The Penguins went through a similar scenario in 2015-16, when they acquired forward Phil Kessel from the Maple Leafs and paired him with the franchise’s current stars: Malkin, Sidney Crosby, Kris Letang, Marc-Andre Fleury and others.

They ended up winning the Stanley Cup in each of the next two seasons.

When asked about superteam comparisons between that Penguins team and the current Rangers, Malkin said it “probably” feels the same, but he acknowledged that each team is different — and that superstars don’t equate to guaranteed success and deep playoff runs.

“You need good chemistry together, work hard every practice and do dirty jobs, too — blocking shots, winning faceoffs,” Malkin said. “Not just score goals, play power play. If they do it right, they have a great chance to win, but we’ll see.”

The Rangers’ 4-2 victory over the Penguins on Thursday marked another step toward becoming the type of team they envisioned after the trade deadline, head coach Gerard Gallant said.

Their lines are starting to mesh.

The turnovers have decreased.

For a while, the Rangers thought they could use their plethora of talent to “skill our way against teams,” defenseman Adam Fox said. That, however, prevented the Rangers from controlling the neutral zone and created offensive opportunities for opponents.

Adam Fox believes the Rangers can 'skill' their way to success.
Adam Fox believes the Rangers can ‘skill’ their way to success.

It took a while, perhaps longer than expected, but the Rangers’ recent stretch of points in five consecutive games has demonstrated to their players — and other observers, such as Malkin — where their potential lies.

They’ve reversed those mistakes, and Tarasenko has settled into a new-look top line while Kane has six points in his past five games.

And that’s “when the skill takes over,” Fox said.
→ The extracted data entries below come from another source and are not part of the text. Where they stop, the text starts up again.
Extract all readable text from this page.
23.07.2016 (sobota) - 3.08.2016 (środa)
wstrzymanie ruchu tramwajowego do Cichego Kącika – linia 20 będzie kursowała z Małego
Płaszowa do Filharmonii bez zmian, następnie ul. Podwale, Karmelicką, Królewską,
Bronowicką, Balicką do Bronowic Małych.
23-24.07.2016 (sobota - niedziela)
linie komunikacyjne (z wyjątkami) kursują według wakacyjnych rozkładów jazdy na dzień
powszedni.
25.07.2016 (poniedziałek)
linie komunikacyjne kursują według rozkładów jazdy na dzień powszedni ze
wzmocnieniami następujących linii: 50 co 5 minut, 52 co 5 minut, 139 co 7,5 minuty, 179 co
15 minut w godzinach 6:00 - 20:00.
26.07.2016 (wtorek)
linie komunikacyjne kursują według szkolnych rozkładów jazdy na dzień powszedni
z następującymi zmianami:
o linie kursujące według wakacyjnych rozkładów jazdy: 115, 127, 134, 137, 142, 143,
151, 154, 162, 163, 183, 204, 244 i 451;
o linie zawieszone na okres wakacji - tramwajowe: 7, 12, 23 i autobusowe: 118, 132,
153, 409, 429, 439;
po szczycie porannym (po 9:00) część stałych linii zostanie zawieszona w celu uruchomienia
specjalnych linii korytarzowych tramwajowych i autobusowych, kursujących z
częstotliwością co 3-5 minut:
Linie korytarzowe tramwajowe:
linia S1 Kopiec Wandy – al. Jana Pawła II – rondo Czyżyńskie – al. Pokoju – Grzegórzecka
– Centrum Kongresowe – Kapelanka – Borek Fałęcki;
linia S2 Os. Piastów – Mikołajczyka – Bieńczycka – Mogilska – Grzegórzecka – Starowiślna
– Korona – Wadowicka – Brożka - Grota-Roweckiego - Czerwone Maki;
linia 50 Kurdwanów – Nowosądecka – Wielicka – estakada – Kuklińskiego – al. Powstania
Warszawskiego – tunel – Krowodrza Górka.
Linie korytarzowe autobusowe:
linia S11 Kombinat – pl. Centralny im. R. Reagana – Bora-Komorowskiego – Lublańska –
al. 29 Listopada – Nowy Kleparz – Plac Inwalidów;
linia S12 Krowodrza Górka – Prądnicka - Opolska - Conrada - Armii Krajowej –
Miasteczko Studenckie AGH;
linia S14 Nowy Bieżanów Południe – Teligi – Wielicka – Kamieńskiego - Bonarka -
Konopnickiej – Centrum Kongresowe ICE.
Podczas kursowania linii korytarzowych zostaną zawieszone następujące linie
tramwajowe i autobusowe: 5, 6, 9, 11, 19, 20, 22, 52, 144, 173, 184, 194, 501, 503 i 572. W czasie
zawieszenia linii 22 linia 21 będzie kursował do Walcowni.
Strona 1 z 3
Others around the NHL have started to notice, too.

“[Kane and Tarasenko are] elite offensive players, and so they add an offensive threat to the depth of their lineup that maybe they didn’t have before they acquired them,” Penguins head coach Mike Sullivan, who coached those Pittsburgh teams to the Stanley Cups, said. “But that, for me, is the biggest impact that those guys have, is their ability to quick-strike and score goals.”